Wednesday, May 22, 2013

Dwelling Inside the Good


Sometimes I think the breaking point in my marriage was the day the basement flooded.

I had spent most of my adult life trying to be “the good mom, the perfect wife”. I spent hours and hours creating scrapbooks and photo albums, collecting memories that I thought would be so important to document for my kids and future grandchildren. I had made the choice to be a stay-at-home mom and I poured my heart and my love into being the best I knew how to be. Hours of building a home from scratch, days and months and years of collecting just the right bits and pieces to make their home great, to make their keepsakes memorable and artistic. I spent so much of myself I often wonder if I lost me in the process of trying to be perfect.

I beat myself up for awhile. I should have placed those precious picture books high on a shelf or in some special trunk or container that would keep them safe. But instead, they were stacked on the floor, on new carpet in a room I cherished as a safe haven where I made my creations or spent time alone in prayer or healing of self. There on the floor, my sons’ scrapbooks sat in water that seeped through the floor and walls and flooded the rooms that had taken my ex-husband and I so long to design, create and build.

Something completely broke inside me that day. I came home to the emotions of those who were already frantically trying to bail the water out, to salvage what could be salvaged. All I could see, all I could think about were those books. And what it meant to lose not only the images saved, but the energy and love I had spent on something that could be taken away in such a short amount of time - as short as a thunder storm/torrential rain.

I’m thinking now about how disasters can rob you of your identity. They can steal away a lifetime of hard, honest work. They can erase within moments all the moments that you spent being who you are. Within seconds, so much can be erased and never again replaced or retrieved or found.

It’s at those times, through all the shattered chards and all the broken bits and pieces that we start creating a new mosaic. At times when a person thinks there is no possible way to move forward, they find out movement is inevitable. It is at those pivotal junctures where you discover there’s really no control to be had, only a sense of weightlessness and surrender, a floating into the arms of whatever this life is about. There is simply a will to go on so you begin by sifting through, dusting off, shaking away and allowing life to take you wherever.

I don’t doubt any more that there is mercy and grace buried inside of trials, buried inside of tragedy. And there is an energetic, live and tangible peace there, too. And sometimes we have to be rattled to the core, removed from all we’ve ever been and known in order to finally reconnect and feel it in our souls. Maybe minutes after or maybe years. But it’s there for us to unlock and uncover.

Today I caught myself wondering where I’d be if that basement would have held up and kept the water out. I know I wouldn’t be the one I am today. I wouldn’t have the same experiences or the same encounters.

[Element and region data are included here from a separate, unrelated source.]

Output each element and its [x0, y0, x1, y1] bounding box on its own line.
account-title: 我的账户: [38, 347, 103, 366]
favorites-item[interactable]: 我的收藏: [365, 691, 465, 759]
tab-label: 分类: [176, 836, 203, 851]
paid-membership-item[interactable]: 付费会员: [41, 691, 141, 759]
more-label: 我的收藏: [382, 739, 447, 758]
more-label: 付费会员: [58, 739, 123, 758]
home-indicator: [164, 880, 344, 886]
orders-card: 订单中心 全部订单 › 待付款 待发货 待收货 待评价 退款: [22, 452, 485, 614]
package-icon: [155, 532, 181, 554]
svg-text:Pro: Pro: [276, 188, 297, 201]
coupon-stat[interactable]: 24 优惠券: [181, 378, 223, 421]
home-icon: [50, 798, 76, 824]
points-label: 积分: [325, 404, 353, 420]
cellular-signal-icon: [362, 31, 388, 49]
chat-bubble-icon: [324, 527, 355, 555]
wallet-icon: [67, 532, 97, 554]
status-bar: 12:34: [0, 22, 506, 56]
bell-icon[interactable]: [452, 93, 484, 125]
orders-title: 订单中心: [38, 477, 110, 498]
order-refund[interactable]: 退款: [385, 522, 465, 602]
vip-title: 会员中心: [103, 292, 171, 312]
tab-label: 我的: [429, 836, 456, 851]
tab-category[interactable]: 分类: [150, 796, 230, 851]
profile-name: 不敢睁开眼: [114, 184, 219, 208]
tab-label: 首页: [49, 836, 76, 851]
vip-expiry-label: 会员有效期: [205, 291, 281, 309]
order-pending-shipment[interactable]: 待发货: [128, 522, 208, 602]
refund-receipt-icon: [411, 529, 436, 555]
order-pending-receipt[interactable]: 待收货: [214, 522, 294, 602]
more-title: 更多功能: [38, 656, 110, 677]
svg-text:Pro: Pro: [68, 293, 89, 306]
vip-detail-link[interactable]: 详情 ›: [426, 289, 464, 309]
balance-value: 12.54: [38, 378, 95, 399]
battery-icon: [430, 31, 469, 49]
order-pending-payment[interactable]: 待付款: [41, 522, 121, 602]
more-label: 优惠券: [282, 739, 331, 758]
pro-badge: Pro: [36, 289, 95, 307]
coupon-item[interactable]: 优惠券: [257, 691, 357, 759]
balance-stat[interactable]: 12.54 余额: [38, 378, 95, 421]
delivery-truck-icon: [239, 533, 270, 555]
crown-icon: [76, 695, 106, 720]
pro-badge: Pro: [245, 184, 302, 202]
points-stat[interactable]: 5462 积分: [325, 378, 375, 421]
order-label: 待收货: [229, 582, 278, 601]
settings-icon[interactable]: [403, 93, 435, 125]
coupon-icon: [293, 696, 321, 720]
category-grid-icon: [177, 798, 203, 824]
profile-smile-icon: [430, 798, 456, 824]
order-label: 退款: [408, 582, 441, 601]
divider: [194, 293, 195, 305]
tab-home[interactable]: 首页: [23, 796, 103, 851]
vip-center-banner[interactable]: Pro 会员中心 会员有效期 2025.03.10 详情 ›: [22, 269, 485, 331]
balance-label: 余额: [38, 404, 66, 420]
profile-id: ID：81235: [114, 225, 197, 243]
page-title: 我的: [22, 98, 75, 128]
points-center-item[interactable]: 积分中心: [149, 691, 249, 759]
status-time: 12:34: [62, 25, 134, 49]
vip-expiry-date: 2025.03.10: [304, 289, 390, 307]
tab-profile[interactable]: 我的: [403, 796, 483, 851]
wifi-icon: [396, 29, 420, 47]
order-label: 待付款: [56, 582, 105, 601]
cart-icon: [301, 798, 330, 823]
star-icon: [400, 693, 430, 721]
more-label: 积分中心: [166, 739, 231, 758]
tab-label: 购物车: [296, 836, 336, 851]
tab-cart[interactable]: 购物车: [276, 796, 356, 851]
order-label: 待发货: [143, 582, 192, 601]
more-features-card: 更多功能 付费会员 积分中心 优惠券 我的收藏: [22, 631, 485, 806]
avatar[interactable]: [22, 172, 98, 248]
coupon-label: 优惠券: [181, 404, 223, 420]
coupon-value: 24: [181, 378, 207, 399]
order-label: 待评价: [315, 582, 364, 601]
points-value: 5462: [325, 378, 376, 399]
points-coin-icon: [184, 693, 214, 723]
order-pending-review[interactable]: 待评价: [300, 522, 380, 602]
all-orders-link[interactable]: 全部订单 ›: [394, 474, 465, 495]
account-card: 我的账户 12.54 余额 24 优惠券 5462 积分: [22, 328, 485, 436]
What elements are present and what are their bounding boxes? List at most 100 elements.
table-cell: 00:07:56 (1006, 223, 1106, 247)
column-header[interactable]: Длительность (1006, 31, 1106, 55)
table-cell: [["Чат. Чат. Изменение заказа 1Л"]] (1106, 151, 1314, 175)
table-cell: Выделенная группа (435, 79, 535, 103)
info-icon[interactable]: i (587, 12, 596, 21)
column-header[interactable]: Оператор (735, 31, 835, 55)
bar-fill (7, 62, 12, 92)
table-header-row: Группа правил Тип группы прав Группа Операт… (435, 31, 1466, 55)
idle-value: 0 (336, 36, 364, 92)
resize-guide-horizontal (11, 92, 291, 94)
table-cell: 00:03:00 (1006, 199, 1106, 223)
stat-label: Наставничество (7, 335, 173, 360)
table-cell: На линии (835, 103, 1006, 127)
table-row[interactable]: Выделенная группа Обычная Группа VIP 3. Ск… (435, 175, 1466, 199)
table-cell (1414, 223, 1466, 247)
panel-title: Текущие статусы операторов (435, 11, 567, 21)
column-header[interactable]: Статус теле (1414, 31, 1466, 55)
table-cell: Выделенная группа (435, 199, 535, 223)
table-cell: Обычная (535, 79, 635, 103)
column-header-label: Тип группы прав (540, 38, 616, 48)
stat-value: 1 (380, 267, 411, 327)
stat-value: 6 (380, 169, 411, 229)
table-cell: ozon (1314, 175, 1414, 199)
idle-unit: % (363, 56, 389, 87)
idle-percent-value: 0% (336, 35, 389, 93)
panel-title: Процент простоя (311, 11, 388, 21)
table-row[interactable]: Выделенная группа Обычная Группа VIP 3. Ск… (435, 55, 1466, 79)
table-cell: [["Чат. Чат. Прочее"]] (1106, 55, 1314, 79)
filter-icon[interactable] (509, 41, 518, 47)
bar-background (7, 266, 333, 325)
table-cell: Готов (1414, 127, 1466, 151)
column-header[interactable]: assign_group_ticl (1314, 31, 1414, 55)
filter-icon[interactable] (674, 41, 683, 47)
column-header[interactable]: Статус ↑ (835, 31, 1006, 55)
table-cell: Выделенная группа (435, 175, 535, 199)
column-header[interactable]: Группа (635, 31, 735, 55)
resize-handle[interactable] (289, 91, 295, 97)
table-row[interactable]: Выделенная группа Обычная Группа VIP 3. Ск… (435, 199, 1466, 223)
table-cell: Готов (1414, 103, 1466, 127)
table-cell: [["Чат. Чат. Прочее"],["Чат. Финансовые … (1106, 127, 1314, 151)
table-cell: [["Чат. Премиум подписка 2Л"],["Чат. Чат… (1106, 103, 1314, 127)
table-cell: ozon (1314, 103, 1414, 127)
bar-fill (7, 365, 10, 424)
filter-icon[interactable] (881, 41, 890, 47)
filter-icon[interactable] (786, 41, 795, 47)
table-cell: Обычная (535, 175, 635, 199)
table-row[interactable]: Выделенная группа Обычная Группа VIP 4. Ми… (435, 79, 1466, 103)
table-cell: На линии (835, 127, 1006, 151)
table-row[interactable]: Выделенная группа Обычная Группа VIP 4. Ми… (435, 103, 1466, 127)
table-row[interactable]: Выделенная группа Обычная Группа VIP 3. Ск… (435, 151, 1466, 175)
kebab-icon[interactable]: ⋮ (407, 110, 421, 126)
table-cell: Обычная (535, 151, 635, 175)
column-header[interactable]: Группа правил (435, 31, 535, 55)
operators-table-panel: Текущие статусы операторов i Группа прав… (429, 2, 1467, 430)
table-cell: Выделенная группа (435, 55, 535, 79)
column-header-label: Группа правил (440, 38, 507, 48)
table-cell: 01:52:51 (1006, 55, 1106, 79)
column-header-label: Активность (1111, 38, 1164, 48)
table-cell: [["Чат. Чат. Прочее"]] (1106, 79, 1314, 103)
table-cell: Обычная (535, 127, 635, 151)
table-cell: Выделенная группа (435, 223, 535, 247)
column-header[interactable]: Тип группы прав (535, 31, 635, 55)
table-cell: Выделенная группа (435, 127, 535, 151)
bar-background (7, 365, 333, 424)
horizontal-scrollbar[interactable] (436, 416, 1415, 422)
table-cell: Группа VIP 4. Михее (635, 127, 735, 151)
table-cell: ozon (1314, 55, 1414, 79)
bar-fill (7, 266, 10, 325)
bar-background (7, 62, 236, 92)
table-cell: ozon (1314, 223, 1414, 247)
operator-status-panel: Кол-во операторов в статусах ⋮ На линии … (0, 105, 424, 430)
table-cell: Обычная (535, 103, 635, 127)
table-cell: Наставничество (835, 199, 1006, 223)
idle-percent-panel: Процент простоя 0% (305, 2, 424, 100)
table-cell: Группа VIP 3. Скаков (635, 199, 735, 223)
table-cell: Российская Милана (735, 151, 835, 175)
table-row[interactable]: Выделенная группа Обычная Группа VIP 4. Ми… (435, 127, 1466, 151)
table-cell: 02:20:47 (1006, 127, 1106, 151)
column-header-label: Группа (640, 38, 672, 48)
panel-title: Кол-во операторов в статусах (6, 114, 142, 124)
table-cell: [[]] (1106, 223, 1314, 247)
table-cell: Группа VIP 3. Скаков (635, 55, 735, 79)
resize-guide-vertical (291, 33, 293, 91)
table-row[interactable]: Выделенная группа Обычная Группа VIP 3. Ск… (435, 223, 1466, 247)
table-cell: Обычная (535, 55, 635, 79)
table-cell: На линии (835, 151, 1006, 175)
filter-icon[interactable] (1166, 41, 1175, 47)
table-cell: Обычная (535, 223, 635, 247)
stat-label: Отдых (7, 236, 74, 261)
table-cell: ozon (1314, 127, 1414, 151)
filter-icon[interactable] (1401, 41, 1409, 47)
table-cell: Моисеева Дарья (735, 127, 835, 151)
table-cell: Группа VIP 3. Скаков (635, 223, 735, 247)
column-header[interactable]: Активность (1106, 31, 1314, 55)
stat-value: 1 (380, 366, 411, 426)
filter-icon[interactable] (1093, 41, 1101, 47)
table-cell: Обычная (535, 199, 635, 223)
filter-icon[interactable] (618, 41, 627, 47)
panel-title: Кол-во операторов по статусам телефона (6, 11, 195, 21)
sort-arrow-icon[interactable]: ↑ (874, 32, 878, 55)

I am pretty certain there is a huge advantage to seeking out the good even through all the bad. Focusing on the positive changes everything. It doesn’t take away the hurt or the negative or the pain of what happened unjustly or unfairly, but it empowers life to turn things around for the better, it opens up the flood gates of goodness.

“Finally, brethren, whatsoever things are true, whatsoever things are honest, whatsoever things are just, whatsoever things are pure, whatsoever things are lovely, whatsoever things are of good report; if there be any virtue, and if there be any praise, think on these things.”